In his spare time he killed man eating tigers and the occasional leopard. He was not a writer but his unassuming accounts of the expeditions and hunts he undertook to track down the maneaters, some after having terrorised whole regions and eaten over 200 people, are just breathtakingly exciting. I found even boys brought up in single parent, Islingtonian households, under the strictest no toy guns, veggie regimes, adored his book. If I tell you that his main assistant on these hunts was a springer spaniel called Robin, you will maybe get just a hint of why they liked it.

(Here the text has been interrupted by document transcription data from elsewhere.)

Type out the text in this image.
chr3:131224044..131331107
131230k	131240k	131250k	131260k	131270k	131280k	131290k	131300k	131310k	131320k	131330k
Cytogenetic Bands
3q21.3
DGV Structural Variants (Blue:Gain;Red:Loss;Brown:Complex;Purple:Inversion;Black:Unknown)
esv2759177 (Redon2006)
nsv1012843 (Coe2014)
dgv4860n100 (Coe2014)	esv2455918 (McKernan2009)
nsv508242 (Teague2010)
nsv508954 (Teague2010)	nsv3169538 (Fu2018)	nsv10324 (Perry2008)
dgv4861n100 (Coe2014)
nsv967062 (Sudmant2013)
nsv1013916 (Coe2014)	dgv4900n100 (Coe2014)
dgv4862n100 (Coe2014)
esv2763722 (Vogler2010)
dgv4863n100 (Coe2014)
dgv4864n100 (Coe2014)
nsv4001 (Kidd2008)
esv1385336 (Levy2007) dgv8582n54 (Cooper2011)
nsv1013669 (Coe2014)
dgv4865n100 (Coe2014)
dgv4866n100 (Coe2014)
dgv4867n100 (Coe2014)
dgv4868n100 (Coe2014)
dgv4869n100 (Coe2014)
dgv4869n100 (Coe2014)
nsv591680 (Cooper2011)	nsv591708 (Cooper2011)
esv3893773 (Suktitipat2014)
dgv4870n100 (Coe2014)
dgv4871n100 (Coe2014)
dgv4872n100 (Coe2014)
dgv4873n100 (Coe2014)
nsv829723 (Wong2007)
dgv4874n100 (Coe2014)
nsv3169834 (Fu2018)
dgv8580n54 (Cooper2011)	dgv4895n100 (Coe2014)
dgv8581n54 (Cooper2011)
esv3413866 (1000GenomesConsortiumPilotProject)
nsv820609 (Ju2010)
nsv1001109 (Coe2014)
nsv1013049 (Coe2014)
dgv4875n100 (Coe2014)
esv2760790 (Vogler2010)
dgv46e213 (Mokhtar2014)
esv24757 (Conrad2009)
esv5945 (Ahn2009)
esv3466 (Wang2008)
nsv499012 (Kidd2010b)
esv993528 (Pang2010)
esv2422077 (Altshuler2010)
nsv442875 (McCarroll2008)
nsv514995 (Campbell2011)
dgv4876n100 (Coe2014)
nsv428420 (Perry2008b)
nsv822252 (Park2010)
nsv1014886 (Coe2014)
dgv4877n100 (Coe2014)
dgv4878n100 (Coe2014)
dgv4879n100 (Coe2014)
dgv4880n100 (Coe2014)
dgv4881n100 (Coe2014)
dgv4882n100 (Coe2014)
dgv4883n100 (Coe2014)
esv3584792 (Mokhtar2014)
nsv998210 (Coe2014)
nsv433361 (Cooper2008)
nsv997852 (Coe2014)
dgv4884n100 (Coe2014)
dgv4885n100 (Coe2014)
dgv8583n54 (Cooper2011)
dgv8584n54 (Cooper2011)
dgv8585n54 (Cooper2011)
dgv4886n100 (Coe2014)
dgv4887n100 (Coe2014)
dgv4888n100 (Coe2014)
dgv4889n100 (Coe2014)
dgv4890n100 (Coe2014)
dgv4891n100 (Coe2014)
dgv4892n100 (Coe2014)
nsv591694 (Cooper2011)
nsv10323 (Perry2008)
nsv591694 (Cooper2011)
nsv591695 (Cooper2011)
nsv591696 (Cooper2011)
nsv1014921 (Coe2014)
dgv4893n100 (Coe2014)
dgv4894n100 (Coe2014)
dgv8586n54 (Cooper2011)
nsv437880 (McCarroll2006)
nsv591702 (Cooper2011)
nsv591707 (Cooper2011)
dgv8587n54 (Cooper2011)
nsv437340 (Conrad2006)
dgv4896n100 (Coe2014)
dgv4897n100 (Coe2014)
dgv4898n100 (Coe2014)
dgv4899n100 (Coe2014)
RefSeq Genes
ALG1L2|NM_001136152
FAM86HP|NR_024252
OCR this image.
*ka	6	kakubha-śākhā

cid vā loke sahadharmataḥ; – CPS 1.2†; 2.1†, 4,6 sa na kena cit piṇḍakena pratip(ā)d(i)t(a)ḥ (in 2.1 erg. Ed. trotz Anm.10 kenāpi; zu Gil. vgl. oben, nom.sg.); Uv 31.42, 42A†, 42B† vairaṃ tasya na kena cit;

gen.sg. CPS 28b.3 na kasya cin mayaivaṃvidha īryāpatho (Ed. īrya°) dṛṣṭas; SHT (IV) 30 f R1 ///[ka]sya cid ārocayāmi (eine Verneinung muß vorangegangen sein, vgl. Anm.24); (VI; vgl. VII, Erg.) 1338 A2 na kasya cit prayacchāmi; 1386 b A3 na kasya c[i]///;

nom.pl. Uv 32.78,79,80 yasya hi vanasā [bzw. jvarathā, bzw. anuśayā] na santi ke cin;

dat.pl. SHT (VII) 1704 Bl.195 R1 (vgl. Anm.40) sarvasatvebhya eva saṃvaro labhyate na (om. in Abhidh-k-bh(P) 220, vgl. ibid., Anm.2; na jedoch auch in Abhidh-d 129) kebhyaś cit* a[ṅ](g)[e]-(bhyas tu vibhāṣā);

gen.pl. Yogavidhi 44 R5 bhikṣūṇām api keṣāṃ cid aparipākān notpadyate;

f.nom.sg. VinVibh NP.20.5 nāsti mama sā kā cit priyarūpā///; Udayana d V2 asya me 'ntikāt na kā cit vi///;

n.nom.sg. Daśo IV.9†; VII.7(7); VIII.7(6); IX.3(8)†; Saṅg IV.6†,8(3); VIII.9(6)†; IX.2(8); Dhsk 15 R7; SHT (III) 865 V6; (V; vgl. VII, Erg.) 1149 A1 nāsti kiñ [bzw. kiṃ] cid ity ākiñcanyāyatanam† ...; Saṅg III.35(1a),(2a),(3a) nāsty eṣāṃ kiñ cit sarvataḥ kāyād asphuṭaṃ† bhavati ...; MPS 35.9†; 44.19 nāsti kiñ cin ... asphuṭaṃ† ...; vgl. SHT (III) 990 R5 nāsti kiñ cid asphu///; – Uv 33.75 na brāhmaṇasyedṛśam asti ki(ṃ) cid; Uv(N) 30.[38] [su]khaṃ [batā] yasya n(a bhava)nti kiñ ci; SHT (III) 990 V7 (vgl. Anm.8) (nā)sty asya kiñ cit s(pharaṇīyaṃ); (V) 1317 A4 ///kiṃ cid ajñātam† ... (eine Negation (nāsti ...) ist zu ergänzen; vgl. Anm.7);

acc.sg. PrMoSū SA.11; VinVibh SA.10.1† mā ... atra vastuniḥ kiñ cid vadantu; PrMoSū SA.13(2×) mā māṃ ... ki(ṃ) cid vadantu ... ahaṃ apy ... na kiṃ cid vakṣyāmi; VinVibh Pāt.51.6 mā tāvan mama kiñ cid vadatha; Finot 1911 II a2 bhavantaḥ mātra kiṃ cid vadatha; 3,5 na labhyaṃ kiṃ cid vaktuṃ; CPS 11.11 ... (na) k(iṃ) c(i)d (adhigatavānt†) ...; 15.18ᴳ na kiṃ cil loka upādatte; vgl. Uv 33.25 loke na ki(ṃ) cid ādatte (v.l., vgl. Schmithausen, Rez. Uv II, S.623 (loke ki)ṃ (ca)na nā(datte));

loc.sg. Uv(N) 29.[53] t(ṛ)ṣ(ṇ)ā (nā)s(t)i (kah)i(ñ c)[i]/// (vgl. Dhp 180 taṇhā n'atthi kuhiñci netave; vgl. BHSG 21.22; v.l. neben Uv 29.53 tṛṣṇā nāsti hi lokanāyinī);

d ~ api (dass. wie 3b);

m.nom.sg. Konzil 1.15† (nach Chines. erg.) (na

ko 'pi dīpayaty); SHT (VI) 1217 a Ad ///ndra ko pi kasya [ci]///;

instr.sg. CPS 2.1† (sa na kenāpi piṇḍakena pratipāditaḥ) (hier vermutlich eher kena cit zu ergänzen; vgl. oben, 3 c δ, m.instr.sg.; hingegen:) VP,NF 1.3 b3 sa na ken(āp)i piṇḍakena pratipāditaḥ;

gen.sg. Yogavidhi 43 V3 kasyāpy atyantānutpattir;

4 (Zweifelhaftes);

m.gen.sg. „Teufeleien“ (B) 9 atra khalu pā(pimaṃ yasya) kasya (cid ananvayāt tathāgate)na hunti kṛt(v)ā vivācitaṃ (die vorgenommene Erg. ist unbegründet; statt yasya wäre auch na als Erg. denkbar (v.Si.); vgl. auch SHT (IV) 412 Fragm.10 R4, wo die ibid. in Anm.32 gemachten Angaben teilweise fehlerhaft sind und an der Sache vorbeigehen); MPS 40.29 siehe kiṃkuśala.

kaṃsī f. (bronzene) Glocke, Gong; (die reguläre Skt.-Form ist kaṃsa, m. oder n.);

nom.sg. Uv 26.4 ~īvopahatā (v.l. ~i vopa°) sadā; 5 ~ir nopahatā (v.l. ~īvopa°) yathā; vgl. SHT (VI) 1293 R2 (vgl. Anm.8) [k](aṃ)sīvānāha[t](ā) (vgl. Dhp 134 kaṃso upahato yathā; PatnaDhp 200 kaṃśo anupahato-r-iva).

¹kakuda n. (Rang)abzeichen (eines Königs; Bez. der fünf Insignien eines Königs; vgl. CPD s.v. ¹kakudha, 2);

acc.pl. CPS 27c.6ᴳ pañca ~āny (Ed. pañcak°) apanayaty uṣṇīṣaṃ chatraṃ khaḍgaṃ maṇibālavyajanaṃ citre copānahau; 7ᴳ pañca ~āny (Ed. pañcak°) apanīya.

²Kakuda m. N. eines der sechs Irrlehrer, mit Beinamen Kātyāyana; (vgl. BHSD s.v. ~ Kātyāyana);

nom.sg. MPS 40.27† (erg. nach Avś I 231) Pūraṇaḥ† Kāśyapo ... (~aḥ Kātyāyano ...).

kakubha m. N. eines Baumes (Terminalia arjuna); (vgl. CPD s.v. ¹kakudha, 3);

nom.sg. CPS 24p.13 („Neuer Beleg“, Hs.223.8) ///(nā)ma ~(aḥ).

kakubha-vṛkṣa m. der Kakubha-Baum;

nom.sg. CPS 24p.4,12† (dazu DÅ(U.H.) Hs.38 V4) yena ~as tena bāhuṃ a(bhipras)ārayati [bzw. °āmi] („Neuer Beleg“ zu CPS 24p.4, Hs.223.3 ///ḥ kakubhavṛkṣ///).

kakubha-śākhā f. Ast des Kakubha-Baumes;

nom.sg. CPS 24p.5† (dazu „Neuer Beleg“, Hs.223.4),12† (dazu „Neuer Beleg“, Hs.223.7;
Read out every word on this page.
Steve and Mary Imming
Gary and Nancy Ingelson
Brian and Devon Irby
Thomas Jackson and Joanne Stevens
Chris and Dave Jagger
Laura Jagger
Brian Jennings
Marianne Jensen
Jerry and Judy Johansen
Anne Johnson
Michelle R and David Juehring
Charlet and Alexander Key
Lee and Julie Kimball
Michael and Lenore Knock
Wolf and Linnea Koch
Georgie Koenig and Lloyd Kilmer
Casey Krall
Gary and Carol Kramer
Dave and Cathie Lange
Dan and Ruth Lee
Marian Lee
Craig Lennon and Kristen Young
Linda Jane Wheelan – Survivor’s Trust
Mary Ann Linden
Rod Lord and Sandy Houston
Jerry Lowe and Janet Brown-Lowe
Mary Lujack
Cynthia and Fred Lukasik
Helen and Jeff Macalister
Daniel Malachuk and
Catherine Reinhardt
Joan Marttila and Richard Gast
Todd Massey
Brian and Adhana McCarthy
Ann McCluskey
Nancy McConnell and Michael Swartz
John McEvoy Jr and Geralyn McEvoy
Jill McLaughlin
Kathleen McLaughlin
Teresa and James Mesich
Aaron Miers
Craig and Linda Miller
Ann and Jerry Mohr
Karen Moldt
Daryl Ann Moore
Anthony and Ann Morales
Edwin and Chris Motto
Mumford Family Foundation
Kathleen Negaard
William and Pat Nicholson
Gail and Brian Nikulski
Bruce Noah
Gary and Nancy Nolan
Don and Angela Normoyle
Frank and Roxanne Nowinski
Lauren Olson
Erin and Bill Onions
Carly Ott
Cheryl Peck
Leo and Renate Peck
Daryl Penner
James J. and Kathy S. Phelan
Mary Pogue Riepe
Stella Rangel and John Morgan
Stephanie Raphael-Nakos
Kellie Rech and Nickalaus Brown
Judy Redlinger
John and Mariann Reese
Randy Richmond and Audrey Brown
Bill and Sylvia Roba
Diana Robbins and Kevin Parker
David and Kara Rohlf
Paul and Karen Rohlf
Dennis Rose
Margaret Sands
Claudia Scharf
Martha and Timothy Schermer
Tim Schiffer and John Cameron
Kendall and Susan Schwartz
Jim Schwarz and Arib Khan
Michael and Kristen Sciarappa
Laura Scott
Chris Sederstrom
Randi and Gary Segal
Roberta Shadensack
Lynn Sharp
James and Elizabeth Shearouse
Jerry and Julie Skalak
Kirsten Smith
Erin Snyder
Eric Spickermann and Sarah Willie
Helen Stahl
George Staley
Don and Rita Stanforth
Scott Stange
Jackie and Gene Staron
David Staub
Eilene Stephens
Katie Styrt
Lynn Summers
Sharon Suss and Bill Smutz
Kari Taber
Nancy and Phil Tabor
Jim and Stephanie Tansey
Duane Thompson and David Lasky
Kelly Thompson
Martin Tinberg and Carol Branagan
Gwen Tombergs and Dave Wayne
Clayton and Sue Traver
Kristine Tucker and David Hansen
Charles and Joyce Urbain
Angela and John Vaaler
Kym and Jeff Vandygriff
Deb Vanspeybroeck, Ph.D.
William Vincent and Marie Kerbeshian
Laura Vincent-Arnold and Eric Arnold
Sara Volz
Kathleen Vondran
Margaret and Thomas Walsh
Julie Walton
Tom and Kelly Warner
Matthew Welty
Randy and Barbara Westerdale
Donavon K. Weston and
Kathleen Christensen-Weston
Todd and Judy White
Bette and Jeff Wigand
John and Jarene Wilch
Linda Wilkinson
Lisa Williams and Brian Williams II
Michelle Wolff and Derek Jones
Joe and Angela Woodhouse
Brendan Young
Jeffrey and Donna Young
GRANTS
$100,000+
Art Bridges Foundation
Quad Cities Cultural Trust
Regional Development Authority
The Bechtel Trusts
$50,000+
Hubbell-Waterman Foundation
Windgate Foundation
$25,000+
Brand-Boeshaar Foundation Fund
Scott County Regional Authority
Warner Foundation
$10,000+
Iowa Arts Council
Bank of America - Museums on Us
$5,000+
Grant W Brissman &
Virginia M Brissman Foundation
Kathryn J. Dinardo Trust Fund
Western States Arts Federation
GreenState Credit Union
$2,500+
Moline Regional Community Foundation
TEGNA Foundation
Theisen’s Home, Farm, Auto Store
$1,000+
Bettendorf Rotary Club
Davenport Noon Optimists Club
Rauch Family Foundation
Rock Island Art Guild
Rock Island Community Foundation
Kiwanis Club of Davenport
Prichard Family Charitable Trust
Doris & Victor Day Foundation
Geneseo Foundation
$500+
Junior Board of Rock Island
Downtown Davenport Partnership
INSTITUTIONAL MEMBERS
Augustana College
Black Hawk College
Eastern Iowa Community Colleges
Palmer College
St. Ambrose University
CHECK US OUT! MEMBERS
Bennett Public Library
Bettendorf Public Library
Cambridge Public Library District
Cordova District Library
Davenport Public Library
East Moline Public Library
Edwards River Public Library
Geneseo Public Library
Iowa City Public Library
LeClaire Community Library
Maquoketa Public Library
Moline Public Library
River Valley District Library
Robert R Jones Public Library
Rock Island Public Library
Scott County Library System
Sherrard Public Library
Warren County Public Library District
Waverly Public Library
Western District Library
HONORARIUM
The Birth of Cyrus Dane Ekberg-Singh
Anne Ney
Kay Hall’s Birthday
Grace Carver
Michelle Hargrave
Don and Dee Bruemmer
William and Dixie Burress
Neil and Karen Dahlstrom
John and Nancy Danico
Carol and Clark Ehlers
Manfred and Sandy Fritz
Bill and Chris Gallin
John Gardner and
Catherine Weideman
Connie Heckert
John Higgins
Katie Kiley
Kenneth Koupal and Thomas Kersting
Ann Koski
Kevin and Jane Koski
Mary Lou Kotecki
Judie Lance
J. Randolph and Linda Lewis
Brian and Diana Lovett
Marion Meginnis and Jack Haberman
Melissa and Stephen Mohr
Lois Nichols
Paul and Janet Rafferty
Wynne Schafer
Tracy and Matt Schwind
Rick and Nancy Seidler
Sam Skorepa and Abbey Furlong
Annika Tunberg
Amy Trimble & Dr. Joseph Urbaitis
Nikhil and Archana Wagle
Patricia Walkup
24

Howard Jacobson and Computer Games
A couple of years ago, after having heard one platform speaker after another extolling the educational virtues of computer gaming, I read some of the books which seemed to be fuelling the fashion. I did some more detailed research into the games themselves, which worried me even more, having previously not really seen any of the violent or horrific ones. I then met one of the leading neuroscientists looking at computers and teen minds, and ended up delivering a paper on why educators ought to be challenging these claims head on, at a conference in Rhodes. So the recent piece in the Independent by Howard Jacobson on the social impact of media entertainment, immediately got my attention. It is one of the most intelligent, lucid and well informed essays on the subject I have come across. These two paragraphs below strike me as simply irrefutable.No test will ever establish a direct link between an image seen, an emotion provoked, and an action performed. So, no, you can't with certainty attribute contemporary knife-wielding among the underaged to the violence they've seen on films, television, or whatever virtual-reality murder toys they play with. But you can't with certainty deny the association either.What astonishes me is that anybody would want to. Since we know that what we watch and read is capable of moving us to tears of compassion, and not necessarily passive, soon-to-be-forgotten compassion, as witness the charitable giving television is able to inspire, it stands to reason that it can variously move us to rage, to pain, to jealousy, to lust, and not necessarily soon-to-be-forgotten sadism, too.I am just as astonished as Jacobson. Many years ago I came out of a screening of the Silence of the Lambs to hear a little clutch of teenage boys, all undoubtedly under 18, chattering in a way which can only be described as a kind of frenzied titillation. It chilled me then, and still does to think that was the effect the film had on them.